A small green square in the centre of the town features a memorial to miners killed in the town's coal mines, and large and popular bronze sculpture known as the Coghorn, by Andrew Burton. A small cat originally featured on the tip of the horn, but this was removed by vandals, and is yet to be replaced. A local Palladian mansion, Mavisbank House, built in 1723 but derelict for many years, featured on the BBC television series Restoration in 2004.

==Education and healthcare==
The town has two primary schools – Paradykes, and Loanhead Primary. Before being closed, St. Margaret’s was also a (catholic) primary school in Loanhead.

A new joint campus for St. Margaret's and Loanhead Primary was completed and opened in March 2008. The two schools were on the same site but separate allowing the separation of Roman Catholic and secular education but children were able to mix in a range of activities.

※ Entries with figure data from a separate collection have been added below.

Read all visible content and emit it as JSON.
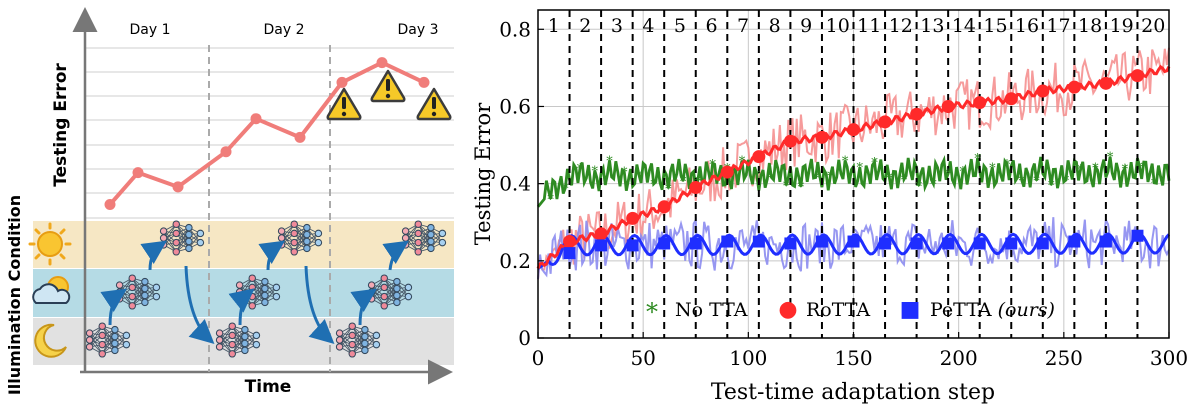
{
  "chart_data": [
    {
      "type": "line",
      "panel": "left",
      "xlabel": "Time",
      "ylabel": "Testing Error",
      "side_label": "Illumination Condition",
      "day_labels": [
        "Day 1",
        "Day 2",
        "Day 3"
      ],
      "values": [
        0.05,
        0.34,
        0.21,
        0.53,
        0.83,
        0.66,
        1.16,
        1.34,
        1.16
      ],
      "y_range": [
        0,
        1.5
      ],
      "warning_at_points": [
        6,
        7,
        8
      ],
      "illumination_bands": [
        "sunny",
        "partly-cloudy",
        "night"
      ],
      "line_color": "#f07d7a",
      "band_colors": {
        "sunny": "#f6e7c4",
        "partly-cloudy": "#b5dbe5",
        "night": "#e1e1e1"
      }
    },
    {
      "type": "line",
      "panel": "right",
      "xlabel": "Test-time adaptation step",
      "ylabel": "Testing Error",
      "xlim": [
        0,
        300
      ],
      "ylim": [
        0,
        0.85
      ],
      "x_ticks": [
        0,
        50,
        100,
        150,
        200,
        250,
        300
      ],
      "y_ticks": [
        0,
        0.2,
        0.4,
        0.6,
        0.8
      ],
      "x_tick_labels": [
        "0",
        "50",
        "100",
        "150",
        "200",
        "250",
        "300"
      ],
      "y_tick_labels": [
        "0",
        "0.2",
        "0.4",
        "0.6",
        "0.8"
      ],
      "grid": true,
      "segment_labels": [
        "1",
        "2",
        "3",
        "4",
        "5",
        "6",
        "7",
        "8",
        "9",
        "10",
        "11",
        "12",
        "13",
        "14",
        "15",
        "16",
        "17",
        "18",
        "19",
        "20"
      ],
      "segment_boundaries": [
        15,
        30,
        45,
        60,
        75,
        90,
        105,
        120,
        135,
        150,
        165,
        180,
        195,
        210,
        225,
        240,
        255,
        270,
        285
      ],
      "legend_placement": "bottom-center",
      "legend": [
        {
          "marker": "*",
          "label": "No TTA",
          "suffix": ""
        },
        {
          "marker": "●",
          "label": "RoTTA",
          "suffix": ""
        },
        {
          "marker": "■",
          "label": "PeTTA",
          "suffix": "(ours)"
        }
      ],
      "series": [
        {
          "name": "No TTA",
          "color": "#2e8b22",
          "base_x": [
            0,
            3,
            6,
            10,
            15,
            300
          ],
          "base_y": [
            0.34,
            0.36,
            0.38,
            0.4,
            0.42,
            0.43
          ],
          "oscillation": 0.03
        },
        {
          "name": "RoTTA",
          "color": "#ff2a2a",
          "raw_color": "#f58a8a",
          "x": [
            0,
            15,
            30,
            45,
            60,
            75,
            90,
            105,
            120,
            135,
            150,
            165,
            180,
            195,
            210,
            225,
            240,
            255,
            270,
            285,
            300
          ],
          "y": [
            0.18,
            0.25,
            0.27,
            0.31,
            0.34,
            0.39,
            0.43,
            0.47,
            0.51,
            0.52,
            0.54,
            0.56,
            0.58,
            0.6,
            0.61,
            0.62,
            0.64,
            0.65,
            0.66,
            0.68,
            0.7
          ],
          "marker_x": [
            15,
            30,
            45,
            60,
            75,
            90,
            105,
            120,
            135,
            150,
            165,
            180,
            195,
            210,
            225,
            240,
            255,
            270,
            285
          ],
          "raw_noise": 0.07
        },
        {
          "name": "PeTTA (ours)",
          "color": "#1f2eff",
          "raw_color": "#8c8cf0",
          "base_x": [
            0,
            5,
            12,
            300
          ],
          "base_y": [
            0.18,
            0.2,
            0.24,
            0.245
          ],
          "marker_x": [
            15,
            30,
            45,
            60,
            75,
            90,
            105,
            120,
            135,
            150,
            165,
            180,
            195,
            210,
            225,
            240,
            255,
            270,
            285
          ],
          "marker_y": [
            0.22,
            0.24,
            0.24,
            0.245,
            0.245,
            0.25,
            0.25,
            0.245,
            0.25,
            0.25,
            0.245,
            0.245,
            0.245,
            0.245,
            0.245,
            0.245,
            0.25,
            0.25,
            0.265
          ],
          "oscillation": 0.025,
          "raw_noise": 0.06
        }
      ]
    }
  ]
}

Paradykes incorporates a Family Learning Centre and is part of the Loanhead Centre, providing school/wrap around care, a library, medical centre, early years' provision and leisure facilities. Opened in October 2018 by Deputy First Minister of Scotland and the Cabinet Secretary for Education and Skills, John Swinney .

==Transport==
A park and ride facility off of the A720 city by-pass opened in 2009. It is directly served by Lothian Buses route 47 into Edinburgh City Centre. Lothian Buses also operates route 37 regularly into Loanhead from Edinburgh.

==Twin towns==
The town is twinned with Harnes in northern France, which also has a strong mining tradition. The town was formerly twinned with Dalum in Denmark, just south of Odense, on the island of Funen. In the 1960s, several exchange visits between the two towns took place, but the twinning formally ceased as a consequence of Dalum being absorbed by the much larger Odense.

==Notable people==
- Mary Alexander Park (1850–1920), artist
- George Forrest (1873–1932), a plant collector who gained fame with his expeditions to the far east, he spent a significant part of his early years in the town in a house in Linden Place, which has a plaque marking the fact.
- Sir William MacTaggart (1903–1981), artist, and grandson of the artist William McTaggart, he became president of the Society of Scottish Artists, president of the Royal Scottish Academy, and trustee of the National Museum of Antiquities.
- Charles Forte, Baron Forte (1908–2007), the hotelier, worked in an Italian cafe in the High Street, on his arrival in Scotland from Italy.
- Alex Young (1937–2017), Scottish international footballer
- Ishbel MacAskill (1941–2011), Scottish Gaelic singer, born here
- Gary Naysmith (born 1978), Scottish International footballer and manager who played for Heart of Midlothian, Everton, Sheffield United, Huddersfield Town and Aberdeen. He was named Scottish PFA Young Player of the Year in 1998.
- John Charles Boileau Grant (1886–1973), anatomist who trained at the University of Edinburgh, emigrated to Canada in 1919 and worked at the University of Manitoba (1919–1930) and the University of Toronto (1930–1956). He is the author of Grant's Atlas of Anatomy, first published in 1943 and currently in its 14th edition.
- Karl Miller (1931–2014), British literary editor, critic and writer. He was a founding editor of the London Review of Books from 1979 until 1992. Before this, he was editor of The Listener from 1963 until 1973. Educated at the Royal High School, Edinburgh.